In a population, heights of males are normally distributed with u=180 cm and sigma^2=16 cm^2, while the heights of females are normally distributed with u=170 cm and sigma^2= 25 cm^2.

a) One random male and one random female are selected from the population
i)What is the probability that the male is more than 5 cm taller than the female?
ii)What is the distribution of the average of the two heights?

b)Now suppose that a random sample of 16 males and 16 females are selected from the
population.
i) What is the probability that the average height of the males is less than 178cm?
ii) What is the probability that the average height of the males is more than 12cm greater than the average height of the females?

So i said that X= height of one random male and Y= height of one random female. For this question I think I should find the z-score for both random variables and multiply the two probabilities since both variables are independent of each other.

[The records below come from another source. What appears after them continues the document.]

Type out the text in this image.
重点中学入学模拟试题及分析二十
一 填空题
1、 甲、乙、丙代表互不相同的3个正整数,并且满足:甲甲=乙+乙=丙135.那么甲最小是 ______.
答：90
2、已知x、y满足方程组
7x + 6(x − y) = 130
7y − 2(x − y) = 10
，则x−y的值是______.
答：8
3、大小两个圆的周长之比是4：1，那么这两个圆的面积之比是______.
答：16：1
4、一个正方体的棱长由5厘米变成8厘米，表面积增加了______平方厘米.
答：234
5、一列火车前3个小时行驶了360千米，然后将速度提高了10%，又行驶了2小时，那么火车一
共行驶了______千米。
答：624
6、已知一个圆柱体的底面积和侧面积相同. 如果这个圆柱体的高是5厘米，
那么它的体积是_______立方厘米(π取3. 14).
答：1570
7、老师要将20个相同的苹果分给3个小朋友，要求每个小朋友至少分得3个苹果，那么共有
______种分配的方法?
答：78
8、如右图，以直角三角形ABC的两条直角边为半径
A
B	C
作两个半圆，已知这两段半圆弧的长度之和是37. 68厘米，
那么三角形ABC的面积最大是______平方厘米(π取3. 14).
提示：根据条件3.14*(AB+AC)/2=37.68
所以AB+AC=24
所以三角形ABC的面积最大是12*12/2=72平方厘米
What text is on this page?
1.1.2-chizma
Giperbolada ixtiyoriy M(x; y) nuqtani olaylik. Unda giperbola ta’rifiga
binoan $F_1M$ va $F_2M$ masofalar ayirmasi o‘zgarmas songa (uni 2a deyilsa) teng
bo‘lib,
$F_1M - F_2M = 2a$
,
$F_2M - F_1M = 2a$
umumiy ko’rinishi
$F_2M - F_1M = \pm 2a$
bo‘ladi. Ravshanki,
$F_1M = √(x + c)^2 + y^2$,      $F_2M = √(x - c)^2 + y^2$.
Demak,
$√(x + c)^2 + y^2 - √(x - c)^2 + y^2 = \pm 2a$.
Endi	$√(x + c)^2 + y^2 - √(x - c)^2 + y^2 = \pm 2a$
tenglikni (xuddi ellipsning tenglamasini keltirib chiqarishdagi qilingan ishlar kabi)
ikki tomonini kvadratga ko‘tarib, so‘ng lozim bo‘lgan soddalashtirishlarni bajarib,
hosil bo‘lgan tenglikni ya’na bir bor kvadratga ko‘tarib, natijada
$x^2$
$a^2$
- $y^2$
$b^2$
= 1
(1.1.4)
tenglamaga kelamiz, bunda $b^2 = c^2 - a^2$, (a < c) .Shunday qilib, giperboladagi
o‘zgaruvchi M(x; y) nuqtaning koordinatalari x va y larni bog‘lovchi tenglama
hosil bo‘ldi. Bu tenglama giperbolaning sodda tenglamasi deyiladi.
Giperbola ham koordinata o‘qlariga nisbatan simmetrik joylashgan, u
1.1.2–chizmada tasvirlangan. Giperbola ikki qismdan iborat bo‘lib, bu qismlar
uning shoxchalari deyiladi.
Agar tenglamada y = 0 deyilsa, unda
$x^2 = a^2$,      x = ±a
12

But I don't know how to get the probability of X+5>Y for a normal distribution and the other parts of the question, any help would be greatly appreciated, thanks.

To find the probability that a male is more than 5 cm taller than a female, you need to compare the two normal distributions for male and female heights. Since the heights are normally distributed, you can use the properties of the normal distribution to calculate the probability.

a) (i) Probability that the male is more than 5 cm taller than the female:
To solve this, you need to calculate the difference in means and variances for the male and female height distributions. Let's define the random variables X as the height of a random male and Y as the height of a random female.

Given:
For males: X ~ N(180, 16)
For females: Y ~ N(170, 25)

To find the probability that a male is more than 5 cm taller than a female, you can calculate the probability as P(X - Y > 5).

First, you need to convert the random variables X and Y into standard normal distribution variables (Z-scores) using the formula: Z = (X - μ) / σ, where Z ~ N(0,1).

So, for the male height random variable X:
μ_X = 180, σ_X = √16, and for a female height random variable Y:
μ_Y = 170, σ_Y = √25.

Calculate the Z-score for the male height:
Z_X = (X - μ_X) / σ_X = (X - 180) / √16

Similarly, calculate the Z-score for the female height:
Z_Y = (Y - μ_Y) / σ_Y = (Y - 170) / √25

Now, your original probability becomes: P(X - Y > 5) = P((X - Y) / √(16 + 25) > 5 / √(16 + 25)).

Since (X - Y) follows a normal distribution, the difference of two normal distributions is also normally distributed. The mean of the difference is μ_diff = μ_X - μ_Y = 180 - 170 = 10 and the variance is σ_diff^2 = σ_X^2 + σ_Y^2 = 16 + 25 = 41.

Therefore, you can calculate the probability using the standard normal distribution:

P((X - Y) / √(16 + 25) > 5 / √(16 + 25)) = P((X - Y) / √41 > 5 / √41).

Now, using standard normal tables or a calculator, look up the probability of Z > (5 / √41) and subtract it from 1 to find the final probability.

(ii) The distribution of the average of the two heights:
To find the distribution of the average of the male and female heights, let's define a new random variable A as the average height:

A = (X + Y) / 2

Since X and Y are normally distributed with means μ_X and μ_Y, respectively, and variances σ_X^2 and σ_Y^2, the sum X + Y is also normally distributed with a mean of μ_X + μ_Y and a variance of σ_X^2 + σ_Y^2.

So, the mean of the average height A is (μ_X + μ_Y) / 2 and the variance is (σ_X^2 + σ_Y^2) / 4.